1. Create a new virtual environment with `python3.13 -m venv .venv`.
1. Run `source .venv/bin/activate` to activate your new virtual environment.
1. Run `python3.13 -m pip install .`. This will build PyYAML-ft
   from source and install it in the newly created virtual environment. By default, the
   installation process will try to install the LibYAML bindings as well, but will
   fail silently if it cannot and instead use the pure-Python version.
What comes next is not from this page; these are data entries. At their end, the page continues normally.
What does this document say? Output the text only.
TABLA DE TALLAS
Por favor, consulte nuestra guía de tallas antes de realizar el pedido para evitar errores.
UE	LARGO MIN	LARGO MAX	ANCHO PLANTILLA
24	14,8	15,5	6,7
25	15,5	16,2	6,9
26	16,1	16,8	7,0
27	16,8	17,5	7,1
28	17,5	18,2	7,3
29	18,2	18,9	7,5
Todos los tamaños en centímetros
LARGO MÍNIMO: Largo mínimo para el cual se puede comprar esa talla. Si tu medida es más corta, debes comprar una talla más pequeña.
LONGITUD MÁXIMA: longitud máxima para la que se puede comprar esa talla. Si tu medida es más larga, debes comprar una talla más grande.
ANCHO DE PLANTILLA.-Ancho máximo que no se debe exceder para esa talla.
   To get the latest version of the LibYAML bindings, you can use the `libyaml.sh`
   installation script:

   ```bash
   ./packaging/build/libyaml.sh  # This will install the bindings
   ```

   After the bindings are installed, you can force installing the bindings with the
   following invocation:

   ```bash
   PYYAML_FORCE_CYTHON=1 \
   PYYAML_FORCE_LIBYAML=1 \
   CFLAGS="-Ilibyaml/include" \
   LDFLAGS="-Llibyaml/src/.libs" \
   python -m pip install -v .
   ```

To test PyYAML-ft:

1. Install `pytest` with `python3.13 -m pip install pytest`.
1. Run the tests by just invoking `pytest` in the root directory of the project.
1. Optionally, you can also run the free-threading tests with `pytest-run-parallel`:

   ```bash
   python3.13 -m pip install pytest-run-parallel
   python3.13 -m pytest --parallel-threads=auto --iterations=20 tests/free_threading
   ```

## Further Information

* For more information, check the
  [PyYAML homepage](https://github.com/yaml/pyyaml).
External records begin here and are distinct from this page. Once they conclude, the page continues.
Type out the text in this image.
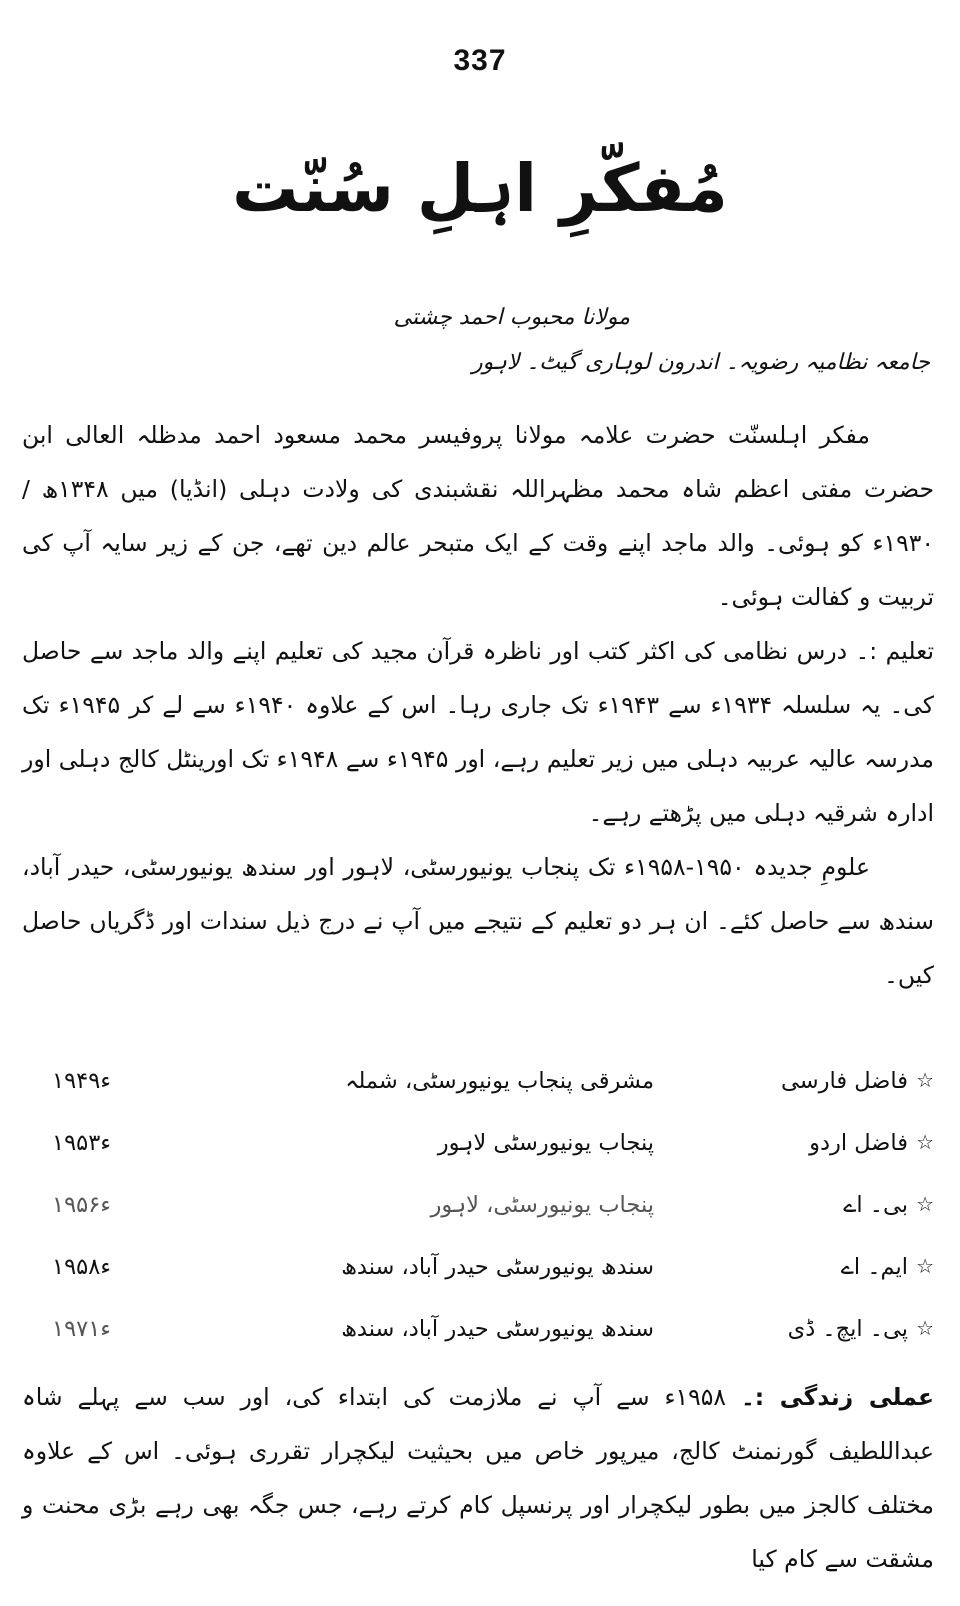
337
مُفکّرِ اہلِ سُنّت
مولانا محبوب احمد چشتی
جامعہ نظامیہ رضویہ۔ اندرون لوہاری گیٹ۔ لاہور

مفکر اہلسنّت حضرت علامہ مولانا پروفیسر محمد مسعود احمد مدظلہ العالی ابن حضرت مفتی اعظم شاہ محمد مظہراللہ نقشبندی کی ولادت دہلی (انڈیا) میں ۱۳۴۸ھ / ۱۹۳۰ء کو ہوئی۔ والد ماجد اپنے وقت کے ایک متبحر عالم دین تھے، جن کے زیر سایہ آپ کی تربیت و کفالت ہوئی۔

تعلیم :۔ درس نظامی کی اکثر کتب اور ناظرہ قرآن مجید کی تعلیم اپنے والد ماجد سے حاصل کی۔ یہ سلسلہ ۱۹۳۴ء سے ۱۹۴۳ء تک جاری رہا۔ اس کے علاوہ ۱۹۴۰ء سے لے کر ۱۹۴۵ء تک مدرسہ عالیہ عربیہ دہلی میں زیر تعلیم رہے، اور ۱۹۴۵ء سے ۱۹۴۸ء تک اورینٹل کالج دہلی اور ادارہ شرقیہ دہلی میں پڑھتے رہے۔

علومِ جدیدہ ۱۹۵۰-۱۹۵۸ء تک پنجاب یونیورسٹی، لاہور اور سندھ یونیورسٹی، حیدر آباد، سندھ سے حاصل کئے۔ ان ہر دو تعلیم کے نتیجے میں آپ نے درج ذیل سندات اور ڈگریاں حاصل کیں۔

☆
فاضل فارسی
مشرقی پنجاب یونیورسٹی، شملہ
۱۹۴۹ء
☆
فاضل اردو
پنجاب یونیورسٹی لاہور
۱۹۵۳ء
☆
بی۔ اے
پنجاب یونیورسٹی، لاہور
۱۹۵۶ء
☆
ایم۔ اے
سندھ یونیورسٹی حیدر آباد، سندھ
۱۹۵۸ء
☆
پی۔ ایچ۔ ڈی
سندھ یونیورسٹی حیدر آباد، سندھ
۱۹۷۱ء

عملی زندگی :۔ ۱۹۵۸ء سے آپ نے ملازمت کی ابتداء کی، اور سب سے پہلے شاہ عبداللطیف گورنمنٹ کالج، میرپور خاص میں بحیثیت لیکچرار تقرری ہوئی۔ اس کے علاوہ مختلف کالجز میں بطور لیکچرار اور پرنسپل کام کرتے رہے، جس جگہ بھی رہے بڑی محنت و مشقت سے کام کیا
* [PyYAML tutorial and reference](http://pyyaml.org/wiki/PyYAMLDocumentation).

* Discuss PyYAML with the maintainers on
  Matrix at https://matrix.to/#/#pyyaml:yaml.io or
  IRC #pyyaml irc.libera.chat

* Submit bug reports and feature requests to the
  [PyYAML-ft bug tracker](https://github.com/Quansight-Labs/pyyaml-ft/issues).

## License

The PyYAML module was written by Kirill Simonov <xi@resolvent.net>.
It is currently maintained by the YAML and Python communities.

PyYAML-ft was forked by Quansight-Labs and is currently maintained by
a team of engineers working on ecosystem-wide support for free-threading.
It is released under the MIT license.

See the file LICENSE for more details.